Bailey signed the permits as an acknowledgement, not approval. The permits that were issued required life-safety plans, he said.
Afterwards, the orientation for the cabanas were changed but kept at the same dimensions. Originally, the pool was planned to be in the middle of a larger structure, but it was moved to the rightmost side of the fitness center.
Wasserman still referenced the old permit for the drawing of the indoor pool and said it wasn’t voided while maintaining that the newer permit was for the building above it.
Sarah Martin, the resort’s manager, testified that she attempted several times over the next year to find an architect who would re-draw the already-in-progress buildings. However, she was unable to find someone before the 80-percent inspection time.
By the end of August 2020, the cabanas were almost built, while a foundation was set out for the pool. The stop-work order on the wine bar was still in effect.
Since Bailey said he had no idea what he and Lt. Archer would be inspecting on Aug. 26, 2020, they brought blank orders with them to Paradise Valley. Wasserman could not provide them with plans for the greeting room, welcome center, cabanas or wine bar.
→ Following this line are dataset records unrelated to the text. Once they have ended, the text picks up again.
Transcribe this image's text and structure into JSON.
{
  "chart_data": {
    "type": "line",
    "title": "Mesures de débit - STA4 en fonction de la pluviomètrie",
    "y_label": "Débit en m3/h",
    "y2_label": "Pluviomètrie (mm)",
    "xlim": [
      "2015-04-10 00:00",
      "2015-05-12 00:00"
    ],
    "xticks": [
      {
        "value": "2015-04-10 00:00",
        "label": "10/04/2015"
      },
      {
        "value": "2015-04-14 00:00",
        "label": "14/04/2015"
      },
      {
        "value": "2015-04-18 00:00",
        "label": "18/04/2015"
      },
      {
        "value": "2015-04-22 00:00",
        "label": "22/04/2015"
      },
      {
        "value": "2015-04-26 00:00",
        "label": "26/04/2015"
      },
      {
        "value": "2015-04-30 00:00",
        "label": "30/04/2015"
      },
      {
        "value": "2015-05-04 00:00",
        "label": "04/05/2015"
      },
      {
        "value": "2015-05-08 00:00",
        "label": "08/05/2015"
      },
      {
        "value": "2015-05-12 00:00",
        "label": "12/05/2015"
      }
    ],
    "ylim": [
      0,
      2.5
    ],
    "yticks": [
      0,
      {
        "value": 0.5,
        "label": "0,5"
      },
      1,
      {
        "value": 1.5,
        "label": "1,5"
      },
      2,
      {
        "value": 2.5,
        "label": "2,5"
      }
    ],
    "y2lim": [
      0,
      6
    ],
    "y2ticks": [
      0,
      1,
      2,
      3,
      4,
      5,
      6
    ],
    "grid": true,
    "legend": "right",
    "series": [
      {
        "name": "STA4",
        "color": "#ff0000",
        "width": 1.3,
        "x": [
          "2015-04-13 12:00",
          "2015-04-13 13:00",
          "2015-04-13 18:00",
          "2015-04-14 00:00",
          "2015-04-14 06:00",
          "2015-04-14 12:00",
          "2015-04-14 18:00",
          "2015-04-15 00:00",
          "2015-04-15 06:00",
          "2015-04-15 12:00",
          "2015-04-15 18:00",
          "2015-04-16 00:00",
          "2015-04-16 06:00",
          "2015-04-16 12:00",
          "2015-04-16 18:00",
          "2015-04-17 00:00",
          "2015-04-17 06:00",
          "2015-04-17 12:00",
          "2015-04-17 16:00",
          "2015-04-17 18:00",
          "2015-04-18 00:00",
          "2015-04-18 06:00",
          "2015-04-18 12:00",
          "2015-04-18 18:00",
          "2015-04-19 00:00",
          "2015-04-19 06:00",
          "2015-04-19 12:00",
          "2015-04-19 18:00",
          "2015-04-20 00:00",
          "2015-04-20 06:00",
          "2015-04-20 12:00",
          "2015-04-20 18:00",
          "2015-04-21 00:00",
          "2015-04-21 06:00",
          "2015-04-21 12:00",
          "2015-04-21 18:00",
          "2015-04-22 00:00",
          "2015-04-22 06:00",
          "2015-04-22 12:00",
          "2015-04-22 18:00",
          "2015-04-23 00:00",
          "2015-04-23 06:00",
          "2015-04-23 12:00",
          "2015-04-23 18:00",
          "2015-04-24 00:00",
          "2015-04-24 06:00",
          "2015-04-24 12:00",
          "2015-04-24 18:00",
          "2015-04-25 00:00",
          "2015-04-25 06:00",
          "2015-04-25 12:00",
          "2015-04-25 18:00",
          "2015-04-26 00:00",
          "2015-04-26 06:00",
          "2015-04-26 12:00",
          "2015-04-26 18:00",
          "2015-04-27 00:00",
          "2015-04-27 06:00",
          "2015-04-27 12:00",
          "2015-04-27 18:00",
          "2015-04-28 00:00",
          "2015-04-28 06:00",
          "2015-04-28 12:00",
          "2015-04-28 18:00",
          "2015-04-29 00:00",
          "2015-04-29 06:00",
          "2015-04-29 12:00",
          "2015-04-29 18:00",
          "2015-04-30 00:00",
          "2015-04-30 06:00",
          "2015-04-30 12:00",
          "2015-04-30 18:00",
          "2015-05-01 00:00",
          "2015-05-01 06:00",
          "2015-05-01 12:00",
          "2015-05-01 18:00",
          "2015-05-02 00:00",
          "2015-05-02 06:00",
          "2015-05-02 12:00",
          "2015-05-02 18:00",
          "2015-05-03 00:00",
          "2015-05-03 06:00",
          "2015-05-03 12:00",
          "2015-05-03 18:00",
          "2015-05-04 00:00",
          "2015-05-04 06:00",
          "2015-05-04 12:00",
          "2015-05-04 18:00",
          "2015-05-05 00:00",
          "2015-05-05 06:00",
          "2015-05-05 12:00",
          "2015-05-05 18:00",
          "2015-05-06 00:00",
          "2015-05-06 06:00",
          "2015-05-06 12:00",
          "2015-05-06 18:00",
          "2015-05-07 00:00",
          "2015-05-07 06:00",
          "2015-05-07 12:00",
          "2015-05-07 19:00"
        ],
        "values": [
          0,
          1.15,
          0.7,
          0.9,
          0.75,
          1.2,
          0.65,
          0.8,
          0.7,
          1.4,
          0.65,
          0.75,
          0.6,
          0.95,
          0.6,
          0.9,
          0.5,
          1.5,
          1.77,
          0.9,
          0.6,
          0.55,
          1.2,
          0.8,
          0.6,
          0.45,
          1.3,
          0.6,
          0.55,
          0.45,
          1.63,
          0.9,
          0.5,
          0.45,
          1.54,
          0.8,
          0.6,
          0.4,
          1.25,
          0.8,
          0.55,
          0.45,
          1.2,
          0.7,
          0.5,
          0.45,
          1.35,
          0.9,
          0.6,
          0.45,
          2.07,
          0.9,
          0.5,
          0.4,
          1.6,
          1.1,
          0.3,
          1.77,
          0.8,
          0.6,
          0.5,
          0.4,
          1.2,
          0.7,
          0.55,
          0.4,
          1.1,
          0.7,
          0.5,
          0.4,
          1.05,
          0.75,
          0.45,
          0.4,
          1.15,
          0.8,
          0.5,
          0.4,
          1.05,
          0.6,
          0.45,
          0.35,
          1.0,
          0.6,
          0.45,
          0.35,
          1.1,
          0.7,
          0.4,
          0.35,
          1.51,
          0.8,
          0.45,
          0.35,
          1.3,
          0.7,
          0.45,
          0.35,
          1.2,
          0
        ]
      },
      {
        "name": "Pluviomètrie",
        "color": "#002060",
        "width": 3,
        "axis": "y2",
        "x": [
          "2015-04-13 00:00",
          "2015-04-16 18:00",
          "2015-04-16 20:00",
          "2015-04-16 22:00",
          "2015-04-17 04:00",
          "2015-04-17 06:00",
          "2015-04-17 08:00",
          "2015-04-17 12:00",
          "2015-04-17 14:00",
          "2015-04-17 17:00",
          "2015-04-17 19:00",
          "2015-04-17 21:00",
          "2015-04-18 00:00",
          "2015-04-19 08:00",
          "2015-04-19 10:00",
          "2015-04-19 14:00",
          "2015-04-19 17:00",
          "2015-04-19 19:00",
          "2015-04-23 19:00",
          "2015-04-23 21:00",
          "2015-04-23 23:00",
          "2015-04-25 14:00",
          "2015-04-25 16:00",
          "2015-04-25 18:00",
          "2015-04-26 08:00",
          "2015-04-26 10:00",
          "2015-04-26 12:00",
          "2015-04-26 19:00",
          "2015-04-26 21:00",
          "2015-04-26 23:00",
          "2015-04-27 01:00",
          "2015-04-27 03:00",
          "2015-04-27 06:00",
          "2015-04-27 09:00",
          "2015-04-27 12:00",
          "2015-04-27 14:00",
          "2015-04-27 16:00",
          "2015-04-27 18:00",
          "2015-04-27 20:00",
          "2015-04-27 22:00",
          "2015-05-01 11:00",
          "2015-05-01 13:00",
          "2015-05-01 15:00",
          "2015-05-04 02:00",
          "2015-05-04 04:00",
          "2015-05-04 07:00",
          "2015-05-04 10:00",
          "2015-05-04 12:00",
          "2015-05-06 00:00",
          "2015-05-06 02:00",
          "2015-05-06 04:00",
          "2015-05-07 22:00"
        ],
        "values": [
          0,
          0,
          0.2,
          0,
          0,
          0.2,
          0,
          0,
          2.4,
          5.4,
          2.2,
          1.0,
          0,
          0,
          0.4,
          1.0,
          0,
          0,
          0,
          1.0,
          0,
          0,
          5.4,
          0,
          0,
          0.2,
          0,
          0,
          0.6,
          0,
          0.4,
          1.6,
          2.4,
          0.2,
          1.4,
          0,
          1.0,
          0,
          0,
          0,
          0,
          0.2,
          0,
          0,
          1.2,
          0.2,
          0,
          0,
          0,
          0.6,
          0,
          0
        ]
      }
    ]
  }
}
They could not inspect without construction plans. The next week, Archer delivered stop-work orders citing the code violated on the notices.
As of now, the welcome center still needs drywall and flooring, and the wine bar likewise needs walls and floors. The greeting room just needs an interior floor, while the majority of work remains to be done on the pool and fitness center.
Wasserman estimated that Paradise Valley has spent over $1.687 million on the new buildings so far.
It was Bailey’s opinion that the building permits weren’t properly issued to Paradise Valley, given the lack of construction or life-safety plans beyond basic drawings.
The judge asked how often it is that sufficient plans aren’t available for buildings.
“This is the only instance I’ve been directly involved with…[out of] thousands,” Bailey said.
Homans argued that good faith efforts were made on the part of Paradise Valley, despite oversight of government officials regarding the building permits. He elaborated that the resort has invested a lot of money into these new buildings and that oversimplifying his client’s case “wasn’t fair.”
Frickey argued against the plaintiff’s bid for vested rights, maintaining that giving the resort a pass now would mean giving them future leniency. He reaffirmed the fire department officials’ duties to make sure buildings are safe to be occupied.
As of Monday afternoon, a decision has not been announced in this civil case.